The movie works because Jack is great. But Jack is great without doing a lot of the things that he’s usually great at. He’s neither hip, cool nor sarcastic. He’s a lug. And he plays the lug straight up and down the edge without ever missing a step.
"If Marxie Heller is so fuckin' smart how come he's so fuckin' dead?"
I need to see this again. I caught it on cable late one night a few months back, but it had already started and I was tired. It really is a unique performance.
Funny, in the movie "Pocket Change," with Paul Newman and Lee Marvin, Newman plays a dim-witted cowboy. The movie didn't completely click for me largely because I had trouble accepting Newman playing a dumb guy.
"Have a cookie."
I knew a comedian in college and Bill Hickey was one of his best impressions.
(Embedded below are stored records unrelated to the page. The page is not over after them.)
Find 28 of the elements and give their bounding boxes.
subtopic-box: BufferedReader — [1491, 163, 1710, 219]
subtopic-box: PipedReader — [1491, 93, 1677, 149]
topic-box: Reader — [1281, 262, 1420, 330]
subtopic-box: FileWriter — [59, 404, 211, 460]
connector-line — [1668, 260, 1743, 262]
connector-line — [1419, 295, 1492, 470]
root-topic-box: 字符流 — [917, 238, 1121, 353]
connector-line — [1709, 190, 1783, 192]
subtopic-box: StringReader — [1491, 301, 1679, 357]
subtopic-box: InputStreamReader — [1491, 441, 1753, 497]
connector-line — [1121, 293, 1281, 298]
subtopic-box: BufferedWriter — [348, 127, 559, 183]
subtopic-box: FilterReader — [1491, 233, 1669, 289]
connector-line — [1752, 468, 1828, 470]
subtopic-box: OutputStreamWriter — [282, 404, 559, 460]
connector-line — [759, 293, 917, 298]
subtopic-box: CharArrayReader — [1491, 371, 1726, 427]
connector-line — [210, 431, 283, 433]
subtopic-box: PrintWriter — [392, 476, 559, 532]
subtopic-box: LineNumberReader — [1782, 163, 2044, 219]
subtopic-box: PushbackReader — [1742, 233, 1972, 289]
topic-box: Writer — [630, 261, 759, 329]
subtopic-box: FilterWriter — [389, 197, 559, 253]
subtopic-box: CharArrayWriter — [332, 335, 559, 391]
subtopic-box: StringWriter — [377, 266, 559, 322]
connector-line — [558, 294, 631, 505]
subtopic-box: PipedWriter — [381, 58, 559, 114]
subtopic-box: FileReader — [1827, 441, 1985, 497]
[1] That's how I remember the quote too, but IMDB has the shorter version. I'll have to watch it again and check.
This poster makes Jack look about a million times cooler than he was in the actual movie.
[3] "It's da faaaahmily, Charlie, da faaaahmily."
I still quote that line regularly and I haven't seen the movie in maybe 15 years. Excellent flick.
Nice review, Jon.
[3] BTW, doesn't he say, "Have a cookie, sweetheart."
That's how I remember it.
"Do I ice her, do I marry her? Which one of these things?"